Beide erleben Begegnungen mit Seeleuten insgesamt als angenehm. Holm: „Wenn ich zum Abendessen eingeladen werde, sagen sie mir: ‚Weil du gekommen bist, habe ich ein Bad genommen.‘ Ihre deutsche Kollegin ergänzt: „Oder sie sagen: ‚Ich hab’ mich extra rasiert.‘“ „Sie sagen das scherzhaft, aber da ist schon etwas Wahres dran“, sagt Holm. Manchmal wird es Martina Platte aber auch zu viel: „Wenn sie zu viel Rasierwasser aufgetragen haben und mich umarmen, dann riecht das ganze Auto mindestens für einen Tag nach Rasierwasser.“

Ende April hat Martina Platte ihre Kollegin Rebecca das erste Mal zum Bordbesuch mit auf ein Kreuzfahrtschiff genommen. Holm hatte zuvor schon ein paar Mal bei Martina Platte angefragt. „Erst war keine Saison, dann war eine kleine Saison nach Corona, jetzt ist die zweite Saison, und die ist nicht in voller Fahrt“, sagt Platte. „Für mich war das ein neues, interessantes Erlebnis, vor allem mit so vielen Crewmitgliedern sprechen zu können. Abends war ich dann doch ziemlich müde“, fügt Holm hinzu. „Im Hotelbereich müssen die Leute immer zuerst für Passagiere da sein. Das ist an Deck anders.

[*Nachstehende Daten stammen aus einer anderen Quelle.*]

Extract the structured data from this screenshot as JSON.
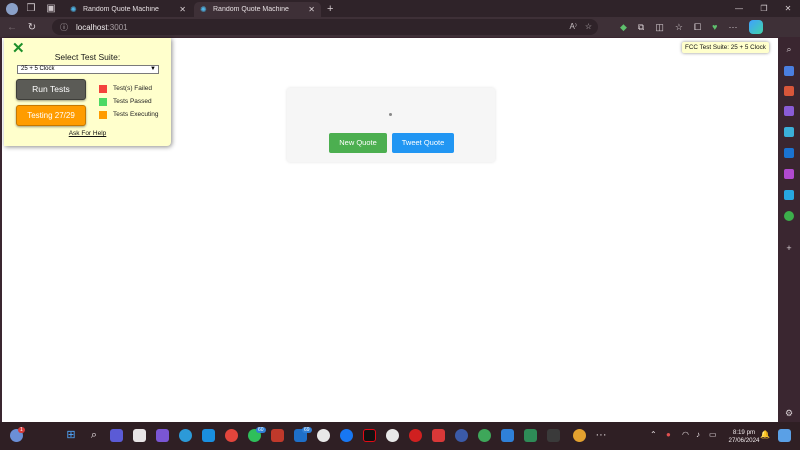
{
  "browser": {
    "tabs": [
      {
        "title": "Random Quote Machine",
        "active": false
      },
      {
        "title": "Random Quote Machine",
        "active": true
      }
    ],
    "new_tab_glyph": "+",
    "address": {
      "host": "localhost",
      "port": ":3001"
    }
  },
  "fcc": {
    "heading": "Select Test Suite:",
    "selected_suite": "25 + 5 Clock",
    "run_label": "Run Tests",
    "testing_label": "Testing 27/29",
    "legend": [
      {
        "label": "Test(s) Failed",
        "color": "#f4433c"
      },
      {
        "label": "Tests Passed",
        "color": "#4cd964"
      },
      {
        "label": "Tests Executing",
        "color": "#ff9c00"
      }
    ],
    "help_label": "Ask For Help",
    "badge_label": "FCC Test Suite: 25 + 5 Clock"
  },
  "quote": {
    "new_quote_label": "New Quote",
    "tweet_quote_label": "Tweet Quote"
  },
  "taskbar": {
    "time": "8:19 pm",
    "date": "27/06/2024",
    "notification_count": "1",
    "whatsapp_badge": "60",
    "outlook_badge": "69"
  },
  "colors": {
    "accent_green": "#4caf50",
    "accent_blue": "#2196f3",
    "panel_bg": "#ffffcc",
    "testing_orange": "#ff9c00"
  }
}
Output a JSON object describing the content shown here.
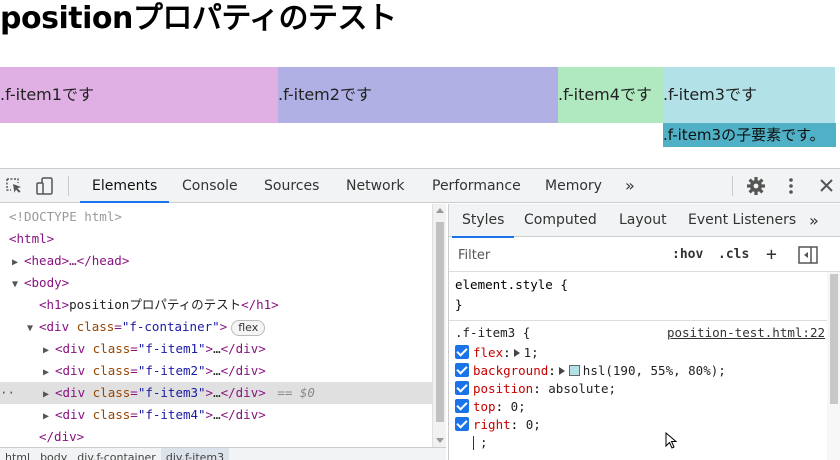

Und auf Containerschiffen kommen die Arbeit und das Schiff immer zuerst.“

„Ich habe den Eindruck, dass Frauen und Männer an Bord mit uns über andere Dinge reden, als wenn ein männlicher Kollege an Bord ist. Die Frauen fragen, ob wir ihnen Menstruationspads verkaufen können. Oder ein Seemann fragte mich, wie er seiner Freundin einen Antrag machen soll, ob er auf die Knie gehen soll. Es ist vielleicht einfacher, mit mir zu reden. Wie denken Frauen in solchen Situationen?“, sagt Holm. Die Seemänner erlebten häufig, dass ihre Freundinnen oder Frauen in der Heimat sie betrügen, und hätten Angst davor. „Weil ich eine Frau bin, können sie mit mir einfacher über diese Themen reden“, vermutet die Seemannspastorin.

„Die Jungs gehen auch mal fremd, wenn sie unterwegs sind. Es ist kein Wunder, dass so viele Ehen getrennt werden. Aber es ist längst nicht mehr wie früher, dass in jedem Hafen eine andere Frau wartet.“ Sie bemerke insgesamt eine andere Atmosphäre bei der Crew, wenn eine Frau mit in der Messe sitze. „Die Männer fläzen oder rekeln sich nicht.“ – „Wenn eine Frau auf dem Schiff ist, dann ist eine andere, gute Stimmung“, ergänzt Rebecca Holm. „Die Seeleute benutzen dann bei Tisch auch eine andere Umgangssprache. Die Anwesenheit einer Frau hat definitiv einen guten Einfluss auf sie“, sagt Platte.